Des espèces d’une grande variété
Apparues il y a environ 50 millions d’années, elles forment l’ordre des chiroptères. Après celui des rongeurs, c’est le 2e groupe le plus important dans l’ordre des mammifères.
On en compte plus de 1200 espèces de par le monde mais leurs différences morphologiques peuvent être impressionnantes : la plus grande présente une envergure de 1 mètre 50, la plus petite mesure seulement…15 centimètres !
En France, la Pipistrelle qui, dans le Poitou où elle abonde, se cache souvent derrière les volets de bois, est la plus petite des chauves-souris, elle pèse tout juste 6 grammes (le poids d’un morceau de sucre !) et la plus grande appelée Grand Noctule pèse elle de 30 à 50 grammes.
Noctule, pipistrelle, rhinolophe, roussette, vampire, vespertillon, oreillards… autant d’espèces de chauves-souris…
Trente quatre espèces de chauves-souris sont recensées en France. Toutes sont protégées.
Une représentation mythique liée à un contexte de légendes qui a, hélas, valu aux chauves souris de souffrir des pires préjugés !
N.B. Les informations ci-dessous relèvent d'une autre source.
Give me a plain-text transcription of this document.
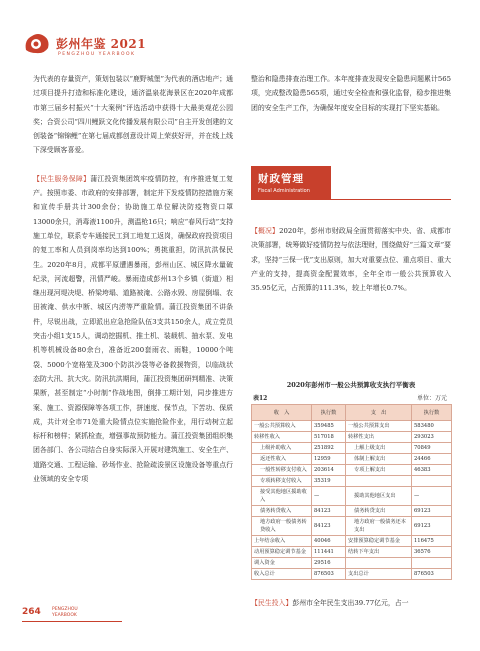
彭州年鉴 2021
PENGZHOU YEARBOOK

为代表的存量资产，策划包装以“鹿野城堡”为代表的酒店地产；通过项目提升打造和标准化建设，通济温泉花海景区在2020年成都市第三届乡村振兴“十大案例”评选活动中获得十大最美观花公园奖；合资公司“四川鲤跃文化传播发展有限公司”自主开发创建的文创装备“锦锦鲤”在第七届成都创意设计周上荣获好评，并在线上线下深受顾客喜爱。

【民生服务保障】蒲江投资集团筑牢疫情防控，有序推进复工复产。按照市委、市政府的安排部署，制定并下发疫情防控措施方案和宣传手册共计300余份；协助施工单位解决防疫物资口罩13000余只，消毒液1100升，测温枪16只；响应“春风行动”支持施工单位，联系专车通接民工到工地复工返岗，确保政府投资项目的复工率和人员到岗率均达到100%；勇挑重担，防汛抗洪保民生。2020年8月，成都平原遭遇暴雨，彭州山区、城区降水量破纪录，河流超警，汛情严峻。暴雨造成彭州13个乡镇（街道）相继出现河堤决堤、桥梁垮塌、道路被淹、公路水毁、房屋倒塌、农田被淹、供水中断、城区内涝等严重险情。蒲江投资集团不讲条件，尽锐出战，立即派出应急抢险队伍3支共150余人，成立党员突击小组1支15人，调动挖掘机、推土机、装载机、抽水泵、发电机等机械设备80余台，准备近200套雨衣、雨鞋，10000个吨袋、5000个宽格笼及300个防洪沙袋等必备救援物资，以临战状态防大汛、抗大灾。防汛抗洪期间，蒲江投资集团研判精准、决策果断，甚至制定“小时制”作战地图，倒排工期计划，同步推进方案、施工、资源保障等各项工作，拼速度、保节点，下苦功、保质成，共计对全市71处重大险情点位实施抢险作业，用行动树立起标杆和榜样；紧抓检查，增强事故预防能力。蒲江投资集团组织集团各部门、各公司结合自身实际深入开展对建筑施工、安全生产、道路交通、工程运输、砂场作业、抢险疏浚景区设施设备等重点行业领域的安全专项

整治和隐患排查治理工作。本年度排查发现安全隐患问题累计565项，完成整改隐患565项，通过安全检查和强化监督，稳步推进集团的安全生产工作，为确保年度安全目标的实现打下坚实基础。

财政管理
Fiscal Administration

【概况】2020年，彭州市财政局全面贯彻落实中央、省、成都市决策部署，统筹做好疫情防控与依法理财，围绕做好“三篇文章”要求，坚持“三保一优”支出原则，加大对重要点位、重点项目、重大产业的支持，提高资金配置效率，全年全市一般公共预算收入35.95亿元，占预算的111.3%，较上年增长0.7%。

2020年彭州市一般公共预算收支执行平衡表
表12	单位：万元
收　入	执行数	支　出	执行数
一般公共预算收入	359485	一般公共预算支出	583480
转移性收入	517018	转移性支出	293023
上级补助收入	251892	上解上级支出	70849
返还性收入	12959	体制上解支出	24466
一般性转移支付收入	203614	专项上解支出	46383
专项转移支付收入	35319		
接受其他地区援助收入	—	援助其他地区支出	—
债务转贷收入	84123	债务转贷支出	69123
地方政府一般债务转贷收入	84123	地方政府一般债务还本支出	69123
上年结余收入	40046	安排预算稳定调节基金	116475
动用预算稳定调节基金	111441	结转下年支出	36576
调入资金	29516		
收入总计	876503	支出总计	876503

【民生投入】彭州市全年民生支出39.77亿元，占一

264 PENGZHOU
YEARBOOK
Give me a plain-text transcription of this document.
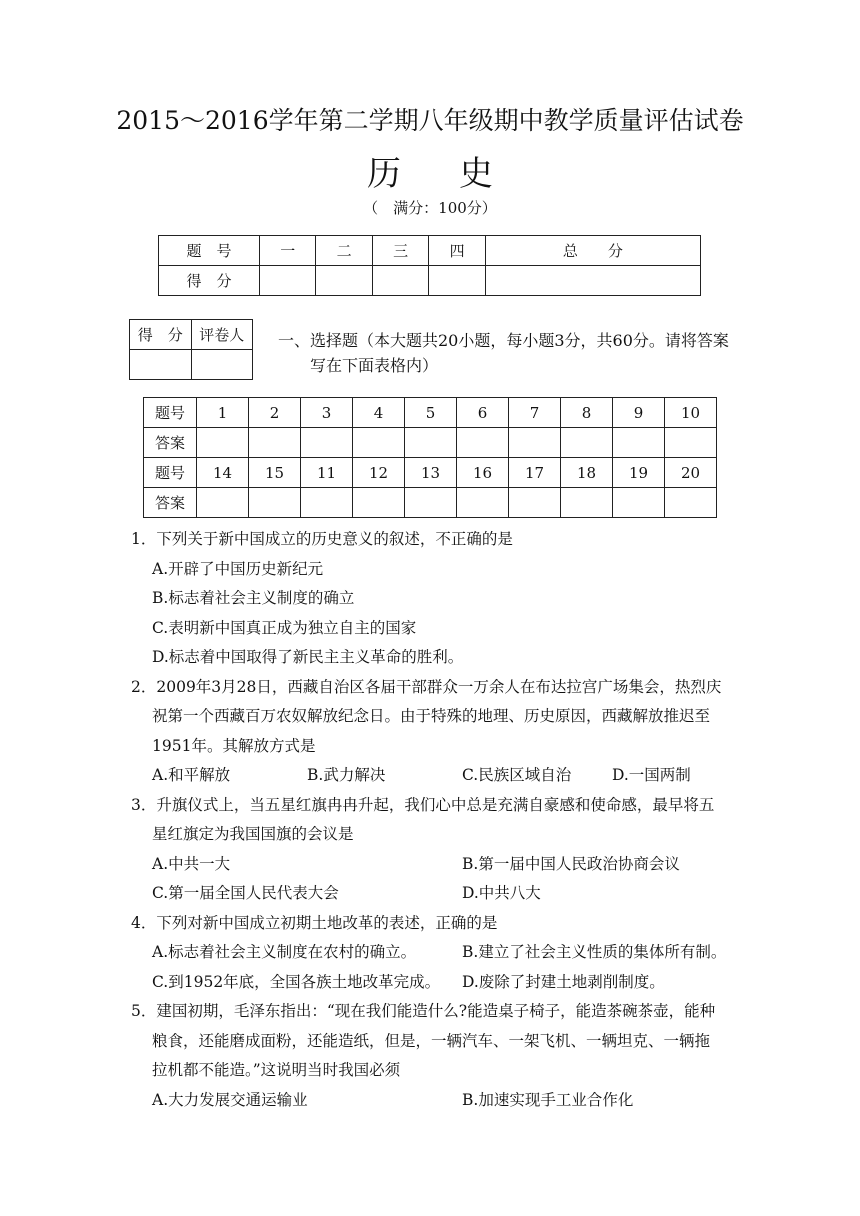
2015～2016学年第二学期八年级期中教学质量评估试卷
历 史
（　满分：100分）
题　号	一	二	三	四	总　　分
得　分					
得　分	评卷人
	一、选择题（本大题共20小题，每小题3分，共60分。请将答案
写在下面表格内）
题号	1	2	3	4	5	6	7	8	9	10
答案										
题号	14	15	11	12	13	16	17	18	19	20
答案										
1．下列关于新中国成立的历史意义的叙述，不正确的是
A.开辟了中国历史新纪元
B.标志着社会主义制度的确立
C.表明新中国真正成为独立自主的国家
D.标志着中国取得了新民主主义革命的胜利。
2．2009年3月28日，西藏自治区各届干部群众一万余人在布达拉宫广场集会，热烈庆
祝第一个西藏百万农奴解放纪念日。由于特殊的地理、历史原因，西藏解放推迟至
1951年。其解放方式是
A.和平解放	B.武力解决	C.民族区域自治	D.一国两制
3．升旗仪式上，当五星红旗冉冉升起，我们心中总是充满自豪感和使命感，最早将五
星红旗定为我国国旗的会议是
A.中共一大	B.第一届中国人民政治协商会议
C.第一届全国人民代表大会	D.中共八大
4．下列对新中国成立初期土地改革的表述，正确的是
A.标志着社会主义制度在农村的确立。	B.建立了社会主义性质的集体所有制。
C.到1952年底，全国各族土地改革完成。	D.废除了封建土地剥削制度。
5．建国初期，毛泽东指出：“现在我们能造什么?能造桌子椅子，能造茶碗茶壶，能种
粮食，还能磨成面粉，还能造纸，但是，一辆汽车、一架飞机、一辆坦克、一辆拖
拉机都不能造。”这说明当时我国必须
A.大力发展交通运输业	B.加速实现手工业合作化
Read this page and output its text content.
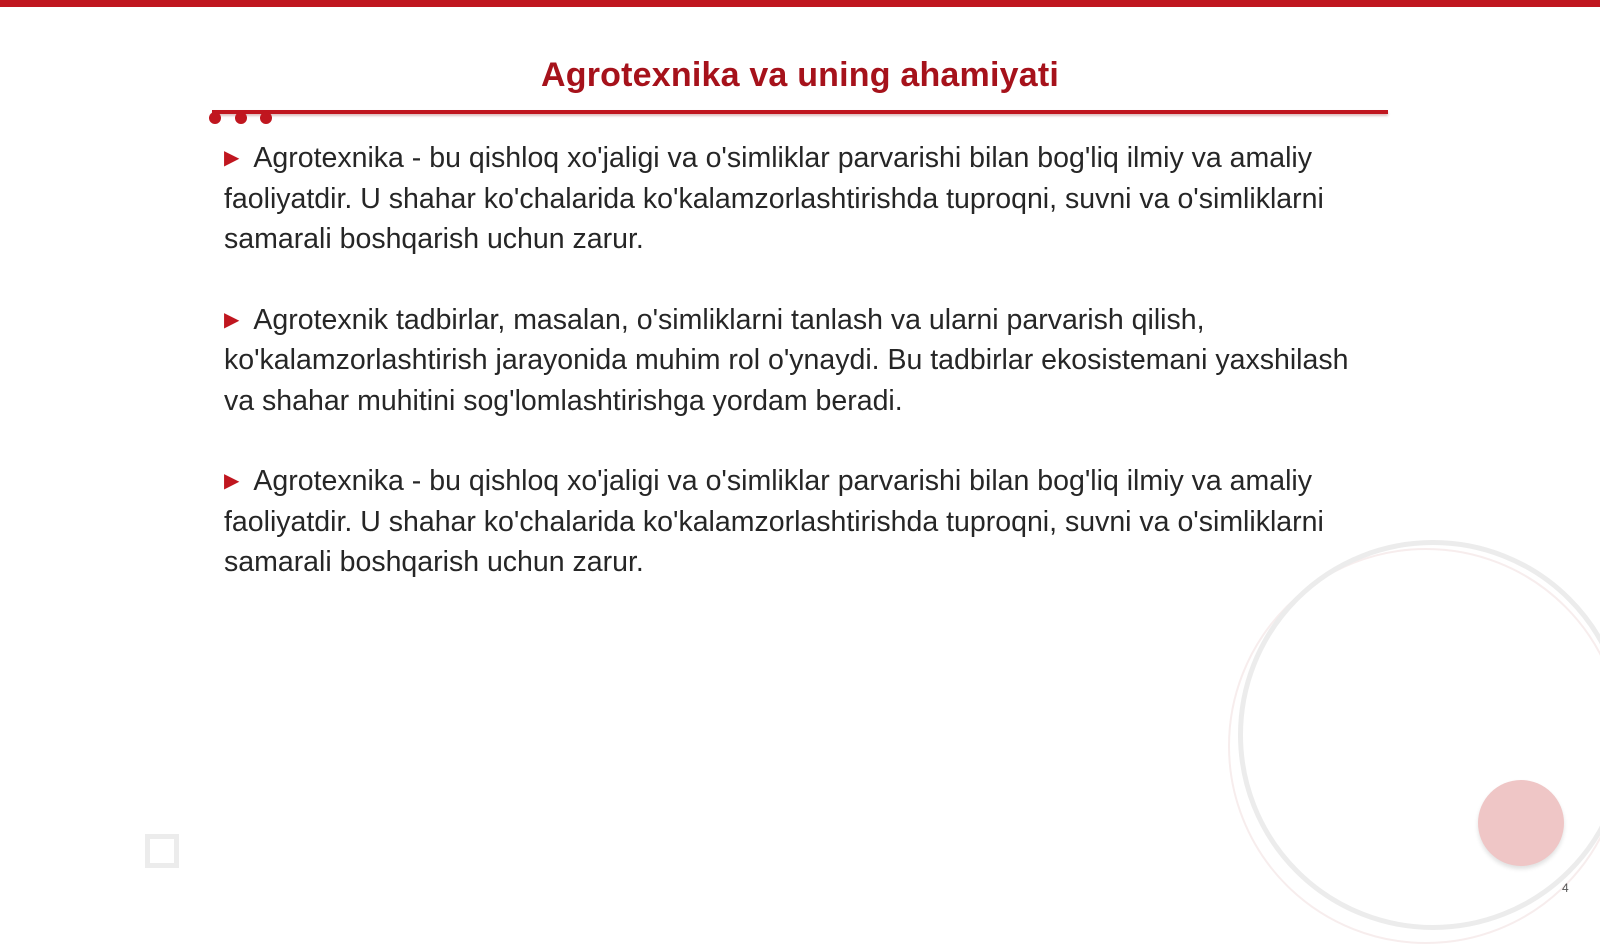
Agrotexnika va uning ahamiyati

▶ Agrotexnika - bu qishloq xo'jaligi va o'simliklar parvarishi bilan bog'liq ilmiy va amaliy faoliyatdir. U shahar ko'chalarida ko'kalamzorlashtirishda tuproqni, suvni va o'simliklarni samarali boshqarish uchun zarur.

▶ Agrotexnik tadbirlar, masalan, o'simliklarni tanlash va ularni parvarish qilish, ko'kalamzorlashtirish jarayonida muhim rol o'ynaydi. Bu tadbirlar ekosistemani yaxshilash va shahar muhitini sog'lomlashtirishga yordam beradi.

▶ Agrotexnika - bu qishloq xo'jaligi va o'simliklar parvarishi bilan bog'liq ilmiy va amaliy faoliyatdir. U shahar ko'chalarida ko'kalamzorlashtirishda tuproqni, suvni va o'simliklarni samarali boshqarish uchun zarur.

4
Elles sont considérées comme impures par la religion chrétienne (Lévitique11,19)(Deutéronome 14,18), ainsi Esaïe pronostique que « Le jour du Jugement, les idoles seront jetées aux chauves-souris et aux taupes » (Es.2,20).
Longtemps persécutées en Occident à cause de prétendus maléfices auxquelles elles seraient liées pour appartenir au monde souterrain et au monde de la nuit et donc soupçonnées, à ce titre dit-on, d’être porteuses de mort, les chauves-souris se retrouveront clouées avec barbarie aux portes des granges, comme cet autre animal nocturne, si beau et de si grande utilité, qu’est la chouette effraie… (rappelons à ce propos que l’étymologie même du nom de la chauve-souris, *cawa sorix, la désigne comme une « souris-chouette »)
Ainsi la chauve-souris se retrouve-t-elle associée, dès le Moyen-âge, à l’idée de mort et de malheur ; elle est la compagne obligée des sorcières qu’elle accompagne lors du sabbat …
Sur cette carte, une trace amusée des préjugés d’antan qui associent chauve-souris et chat noir aux sorcières et aux maléfices …
.... et sur cette autre carte, une caricature historique de Guillaume II, crucifié à la manière des chauves-souris qui, autrefois, se voyaient clouées par les paysans sur les portes des granges, eux qui espéraient ainsi conjurer le mauvais sort.
Sans doute aussi est-ce parce que quelques espèces subtropicales de la famille des Desmodontinae dites Vampires – que l’on trouve par exemple en Amérique du Sud-, sucent le sang du bétail et, dans de très rares cas avérés, le sang humain, que vont naître des légendes dont fait partie celle du terrifiant comte Dracula et du non moins impressionnant Nosferatu …
La chauve-souris noire se détache ici sur fond ensanglanté
Du roman Dracula de Bram Stoker paru en 1897 en passant, au cinéma, par les Nosferatu de Murnau (1922) ou d’Herzog (1979) …
Au fin fond des forêts de la Transylvanie (Roumanie), le château du comte Dracula…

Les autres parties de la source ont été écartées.